Power  /  Q&A

Alternate Histories

A conversation with John Nichols about the night in 1944 that altered the trajectory of the Democratic Party.
FDR Library

WS: In the book you tell the story of the 1944 convention in lush detail, and it’s a great story. In short, Wallace gives this powerful, uncompromising speech—and the place goes wild. And then, when Roosevelt is re-nominated, there’s this huge groundswell of support for Wallace from the floor of the convention, and everyone realizes that if there were a vote for the vice presidential nomination at that moment, Wallace would win. So some of his supporters try to get to the podium and motion for a vote, and the party bosses shut the thing down.

JN: There was pandemonium at this point. One of the key big-city bosses yelled to the person who’s chairing the convention, “Shut it down!” And the chair says, “I don’t think I can! It’s out of control!” So it’s this chaotic situation, and the bosses are shouting “Shut it down!”—and one of them yells, “Motion to adjourn!” So the chair says, “There’s a motion to adjourn.” And the crowd overwhelmingly says, “No!” But the chair says, “I hear substantial support for it,” and gavels the convention adjourned.

At that key moment, 10:55 p.m. on July 20, the groundswell was stopped. In the next twenty-four hours, the bosses, the Southern segregationists, the bankers, all the powerful players, pulled out every stop, basically pulled every trick you could. They even changed the ticketing for the convention so that the people who got in the day before couldn’t enter on the last day of the convention. They changed the whole dynamic of the thing. And when the vote came, initially Wallace led, and it looked like there was a possibility he could still make it, despite all the tricks, but as the afternoon wore on, he was defeated.

And that, to my mind, was the moment at which the Democratic Party chose compromise, and a pulled punch, rather than an aggressive, forward-looking progressive approach.

WS: So the question is, how might history have been different if Wallace and his allies had won? Could he have been a successful president? And could he have won in his own right in 1948? Ira Katznelson’s history of the New Deal era, Fear Itself, makes a pretty persuasive argument that without the support of the Southern Democrats, the segregationist bloc, there wouldn’t have been a New Deal, and that FDR had to make this kind of Faustian bargain to hold the coalition together.
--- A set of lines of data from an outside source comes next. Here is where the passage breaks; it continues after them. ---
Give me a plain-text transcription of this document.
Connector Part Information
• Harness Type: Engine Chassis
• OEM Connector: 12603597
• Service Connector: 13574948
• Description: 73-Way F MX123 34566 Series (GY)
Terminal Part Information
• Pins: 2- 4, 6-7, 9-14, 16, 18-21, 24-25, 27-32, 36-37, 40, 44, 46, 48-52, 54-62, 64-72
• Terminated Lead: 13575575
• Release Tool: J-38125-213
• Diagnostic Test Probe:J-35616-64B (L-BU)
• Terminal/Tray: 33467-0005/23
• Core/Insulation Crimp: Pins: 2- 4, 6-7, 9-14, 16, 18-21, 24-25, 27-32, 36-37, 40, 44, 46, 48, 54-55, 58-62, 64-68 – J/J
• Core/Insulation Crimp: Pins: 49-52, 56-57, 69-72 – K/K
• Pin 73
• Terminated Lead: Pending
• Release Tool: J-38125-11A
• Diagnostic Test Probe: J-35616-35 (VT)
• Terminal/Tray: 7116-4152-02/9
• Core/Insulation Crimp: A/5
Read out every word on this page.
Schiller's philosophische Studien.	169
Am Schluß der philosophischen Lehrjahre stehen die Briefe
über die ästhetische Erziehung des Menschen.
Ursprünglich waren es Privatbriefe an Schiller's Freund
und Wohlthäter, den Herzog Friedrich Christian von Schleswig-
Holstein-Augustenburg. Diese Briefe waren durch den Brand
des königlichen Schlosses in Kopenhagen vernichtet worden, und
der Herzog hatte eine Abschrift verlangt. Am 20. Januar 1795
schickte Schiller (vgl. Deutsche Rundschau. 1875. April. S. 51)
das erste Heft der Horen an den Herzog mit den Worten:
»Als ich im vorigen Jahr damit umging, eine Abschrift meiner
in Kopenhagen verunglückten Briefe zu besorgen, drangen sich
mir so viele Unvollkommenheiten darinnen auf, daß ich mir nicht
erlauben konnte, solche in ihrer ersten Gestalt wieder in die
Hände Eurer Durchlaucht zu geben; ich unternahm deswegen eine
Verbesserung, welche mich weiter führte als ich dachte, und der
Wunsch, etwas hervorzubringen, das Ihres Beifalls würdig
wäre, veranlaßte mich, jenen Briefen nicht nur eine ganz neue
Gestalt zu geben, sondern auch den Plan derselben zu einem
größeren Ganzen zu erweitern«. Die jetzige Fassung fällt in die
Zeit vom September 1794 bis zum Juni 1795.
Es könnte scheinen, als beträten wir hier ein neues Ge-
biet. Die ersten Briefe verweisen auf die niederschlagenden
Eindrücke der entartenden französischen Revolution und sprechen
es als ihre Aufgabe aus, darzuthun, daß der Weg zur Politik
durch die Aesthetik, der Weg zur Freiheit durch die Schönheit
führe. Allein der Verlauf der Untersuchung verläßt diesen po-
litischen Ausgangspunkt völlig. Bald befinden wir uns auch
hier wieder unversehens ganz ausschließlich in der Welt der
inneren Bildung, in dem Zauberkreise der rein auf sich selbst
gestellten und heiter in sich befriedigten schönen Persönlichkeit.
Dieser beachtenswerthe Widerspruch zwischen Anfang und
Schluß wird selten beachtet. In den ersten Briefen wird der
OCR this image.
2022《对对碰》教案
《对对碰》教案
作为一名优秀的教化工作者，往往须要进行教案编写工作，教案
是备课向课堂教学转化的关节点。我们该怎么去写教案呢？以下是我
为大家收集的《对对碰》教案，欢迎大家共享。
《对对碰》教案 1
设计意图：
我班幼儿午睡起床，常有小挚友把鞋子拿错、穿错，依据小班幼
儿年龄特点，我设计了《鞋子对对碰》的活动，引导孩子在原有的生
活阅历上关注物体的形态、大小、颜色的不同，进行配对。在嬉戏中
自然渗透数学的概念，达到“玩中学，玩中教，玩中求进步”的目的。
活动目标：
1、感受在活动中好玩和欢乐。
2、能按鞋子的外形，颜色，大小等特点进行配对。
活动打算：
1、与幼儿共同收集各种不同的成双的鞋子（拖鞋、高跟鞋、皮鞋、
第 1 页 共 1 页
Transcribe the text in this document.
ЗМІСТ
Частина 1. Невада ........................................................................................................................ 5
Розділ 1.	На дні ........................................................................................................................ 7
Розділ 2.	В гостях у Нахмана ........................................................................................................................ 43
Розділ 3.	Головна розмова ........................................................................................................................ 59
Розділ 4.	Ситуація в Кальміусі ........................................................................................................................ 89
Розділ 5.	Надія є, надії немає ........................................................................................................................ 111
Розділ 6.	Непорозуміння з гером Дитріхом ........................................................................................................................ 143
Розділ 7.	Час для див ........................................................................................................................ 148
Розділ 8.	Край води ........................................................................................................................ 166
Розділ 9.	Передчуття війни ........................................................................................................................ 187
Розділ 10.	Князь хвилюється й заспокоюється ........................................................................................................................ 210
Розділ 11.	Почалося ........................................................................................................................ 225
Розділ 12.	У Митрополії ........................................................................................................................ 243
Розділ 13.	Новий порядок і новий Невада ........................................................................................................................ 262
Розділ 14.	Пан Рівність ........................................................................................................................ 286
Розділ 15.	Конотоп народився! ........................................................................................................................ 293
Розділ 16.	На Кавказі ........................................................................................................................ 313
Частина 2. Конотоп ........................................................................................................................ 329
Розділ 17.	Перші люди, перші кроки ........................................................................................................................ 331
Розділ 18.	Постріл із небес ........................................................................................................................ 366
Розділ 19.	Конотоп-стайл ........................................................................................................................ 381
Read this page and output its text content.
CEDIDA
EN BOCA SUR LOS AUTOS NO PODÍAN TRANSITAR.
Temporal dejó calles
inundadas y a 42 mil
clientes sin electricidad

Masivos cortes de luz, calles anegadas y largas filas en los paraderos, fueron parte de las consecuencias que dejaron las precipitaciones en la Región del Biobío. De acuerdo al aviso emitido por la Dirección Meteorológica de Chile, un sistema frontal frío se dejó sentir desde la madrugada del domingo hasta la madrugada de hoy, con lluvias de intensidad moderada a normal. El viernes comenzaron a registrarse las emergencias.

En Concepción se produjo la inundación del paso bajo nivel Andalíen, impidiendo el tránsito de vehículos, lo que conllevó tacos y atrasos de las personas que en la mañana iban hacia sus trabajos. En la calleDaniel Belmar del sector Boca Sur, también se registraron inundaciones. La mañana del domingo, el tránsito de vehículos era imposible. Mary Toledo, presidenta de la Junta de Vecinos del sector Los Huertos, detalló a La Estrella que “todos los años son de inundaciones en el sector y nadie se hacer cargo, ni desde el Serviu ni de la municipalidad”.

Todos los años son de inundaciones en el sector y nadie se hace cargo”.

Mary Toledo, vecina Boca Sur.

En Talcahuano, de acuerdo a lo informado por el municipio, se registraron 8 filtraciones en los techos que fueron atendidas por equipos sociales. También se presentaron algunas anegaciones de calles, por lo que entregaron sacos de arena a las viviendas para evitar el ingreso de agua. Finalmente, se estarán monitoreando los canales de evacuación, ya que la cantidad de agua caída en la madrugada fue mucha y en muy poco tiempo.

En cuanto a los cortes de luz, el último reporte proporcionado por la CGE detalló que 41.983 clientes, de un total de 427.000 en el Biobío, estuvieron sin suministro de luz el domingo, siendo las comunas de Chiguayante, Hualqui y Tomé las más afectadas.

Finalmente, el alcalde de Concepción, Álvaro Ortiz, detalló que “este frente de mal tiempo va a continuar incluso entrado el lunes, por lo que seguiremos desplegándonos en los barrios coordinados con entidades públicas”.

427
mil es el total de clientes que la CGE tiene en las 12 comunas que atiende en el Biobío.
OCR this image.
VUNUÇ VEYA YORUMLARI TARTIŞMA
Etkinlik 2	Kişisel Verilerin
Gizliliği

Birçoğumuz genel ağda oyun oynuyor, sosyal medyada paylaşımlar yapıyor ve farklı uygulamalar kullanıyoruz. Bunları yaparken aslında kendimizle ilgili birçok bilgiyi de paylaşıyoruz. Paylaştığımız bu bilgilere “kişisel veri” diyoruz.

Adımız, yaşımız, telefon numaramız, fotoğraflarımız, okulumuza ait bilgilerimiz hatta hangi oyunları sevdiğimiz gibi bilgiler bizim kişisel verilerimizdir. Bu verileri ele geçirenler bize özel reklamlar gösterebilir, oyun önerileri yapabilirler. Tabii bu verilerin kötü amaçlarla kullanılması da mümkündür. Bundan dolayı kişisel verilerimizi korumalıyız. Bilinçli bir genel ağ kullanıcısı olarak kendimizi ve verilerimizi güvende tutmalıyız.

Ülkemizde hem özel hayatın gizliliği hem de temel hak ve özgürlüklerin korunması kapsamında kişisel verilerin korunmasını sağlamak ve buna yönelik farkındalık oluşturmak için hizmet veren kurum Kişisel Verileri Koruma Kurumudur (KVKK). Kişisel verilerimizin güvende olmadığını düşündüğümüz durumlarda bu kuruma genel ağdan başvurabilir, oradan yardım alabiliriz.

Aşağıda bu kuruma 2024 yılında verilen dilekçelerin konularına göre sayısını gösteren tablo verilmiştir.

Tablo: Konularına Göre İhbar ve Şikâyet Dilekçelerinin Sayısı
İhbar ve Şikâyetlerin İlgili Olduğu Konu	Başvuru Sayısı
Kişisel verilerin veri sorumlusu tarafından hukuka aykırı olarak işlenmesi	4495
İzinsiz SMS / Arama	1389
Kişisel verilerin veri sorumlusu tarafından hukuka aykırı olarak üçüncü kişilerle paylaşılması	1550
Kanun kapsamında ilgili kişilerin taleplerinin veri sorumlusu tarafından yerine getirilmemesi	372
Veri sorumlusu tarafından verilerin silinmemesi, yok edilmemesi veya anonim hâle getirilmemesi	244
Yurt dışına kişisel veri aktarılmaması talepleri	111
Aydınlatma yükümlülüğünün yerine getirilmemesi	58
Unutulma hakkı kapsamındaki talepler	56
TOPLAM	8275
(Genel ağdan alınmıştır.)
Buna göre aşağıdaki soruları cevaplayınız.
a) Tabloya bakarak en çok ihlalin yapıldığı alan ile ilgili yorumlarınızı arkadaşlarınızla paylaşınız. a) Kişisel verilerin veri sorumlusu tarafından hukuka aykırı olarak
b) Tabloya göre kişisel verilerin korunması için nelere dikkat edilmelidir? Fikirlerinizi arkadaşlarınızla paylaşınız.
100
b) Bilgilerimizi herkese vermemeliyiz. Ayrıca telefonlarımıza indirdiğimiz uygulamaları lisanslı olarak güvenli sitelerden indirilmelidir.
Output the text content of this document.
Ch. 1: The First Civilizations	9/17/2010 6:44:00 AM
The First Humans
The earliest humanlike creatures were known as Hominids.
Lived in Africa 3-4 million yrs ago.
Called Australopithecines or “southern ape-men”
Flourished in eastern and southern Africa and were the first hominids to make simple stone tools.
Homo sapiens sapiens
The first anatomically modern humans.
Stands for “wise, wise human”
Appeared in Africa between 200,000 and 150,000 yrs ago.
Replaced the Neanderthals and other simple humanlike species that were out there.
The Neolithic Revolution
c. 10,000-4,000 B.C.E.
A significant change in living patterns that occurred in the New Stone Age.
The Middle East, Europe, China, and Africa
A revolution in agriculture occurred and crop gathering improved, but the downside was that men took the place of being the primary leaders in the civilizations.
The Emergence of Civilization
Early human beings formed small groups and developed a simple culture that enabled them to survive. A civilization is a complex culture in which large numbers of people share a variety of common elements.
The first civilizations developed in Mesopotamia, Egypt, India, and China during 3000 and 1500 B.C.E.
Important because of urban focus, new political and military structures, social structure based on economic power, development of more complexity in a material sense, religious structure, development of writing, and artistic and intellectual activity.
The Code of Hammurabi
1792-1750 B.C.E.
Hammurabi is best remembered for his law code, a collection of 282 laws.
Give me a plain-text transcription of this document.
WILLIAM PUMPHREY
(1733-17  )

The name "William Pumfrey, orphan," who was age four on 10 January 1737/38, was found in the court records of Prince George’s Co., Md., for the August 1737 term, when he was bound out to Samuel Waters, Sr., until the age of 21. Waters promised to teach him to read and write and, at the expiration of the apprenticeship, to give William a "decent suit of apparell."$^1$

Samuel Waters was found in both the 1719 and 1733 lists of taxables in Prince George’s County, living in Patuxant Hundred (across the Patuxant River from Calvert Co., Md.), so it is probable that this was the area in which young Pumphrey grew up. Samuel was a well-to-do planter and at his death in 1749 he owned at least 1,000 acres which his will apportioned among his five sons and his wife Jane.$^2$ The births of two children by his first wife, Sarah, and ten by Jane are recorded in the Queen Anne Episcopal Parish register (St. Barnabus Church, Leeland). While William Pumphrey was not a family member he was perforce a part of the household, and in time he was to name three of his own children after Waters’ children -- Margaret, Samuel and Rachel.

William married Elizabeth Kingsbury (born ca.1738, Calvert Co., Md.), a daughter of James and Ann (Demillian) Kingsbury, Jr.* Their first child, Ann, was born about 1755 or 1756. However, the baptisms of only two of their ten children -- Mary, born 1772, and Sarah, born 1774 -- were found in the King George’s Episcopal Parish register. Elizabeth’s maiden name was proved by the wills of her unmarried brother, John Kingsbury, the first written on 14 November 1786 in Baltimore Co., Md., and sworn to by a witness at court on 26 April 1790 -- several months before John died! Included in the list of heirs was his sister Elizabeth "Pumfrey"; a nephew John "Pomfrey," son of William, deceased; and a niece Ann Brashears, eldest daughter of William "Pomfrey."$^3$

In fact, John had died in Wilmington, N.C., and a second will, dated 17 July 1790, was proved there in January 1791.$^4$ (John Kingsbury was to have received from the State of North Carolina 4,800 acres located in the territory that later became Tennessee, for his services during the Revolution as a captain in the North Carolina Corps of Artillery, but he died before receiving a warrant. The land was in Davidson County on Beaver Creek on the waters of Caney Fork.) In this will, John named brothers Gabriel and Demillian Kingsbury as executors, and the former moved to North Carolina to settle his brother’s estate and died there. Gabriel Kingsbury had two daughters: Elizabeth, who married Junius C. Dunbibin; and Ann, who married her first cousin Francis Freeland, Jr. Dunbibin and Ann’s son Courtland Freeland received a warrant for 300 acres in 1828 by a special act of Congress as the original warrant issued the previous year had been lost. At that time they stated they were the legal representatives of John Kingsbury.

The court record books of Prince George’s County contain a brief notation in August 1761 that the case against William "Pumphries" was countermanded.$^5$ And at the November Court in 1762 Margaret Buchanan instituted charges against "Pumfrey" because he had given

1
Would Wallace have had to make the same kind of deal with the devil that FDR made?

JN: Great question. Roosevelt did build an incredible coalition. The New Deal coalition extended from bankers to socialists, from civil rights campaigners to racists, and it was very big. It was big enough to deliver landslide victories again and again, and big enough to hold those victories through midterm elections. But one of the things we have to recognize is that the coalition was so big it was never going to hold together once Roosevelt was gone. So the question was, what would be the next winning coalition? How do you assemble it, how do you make it work?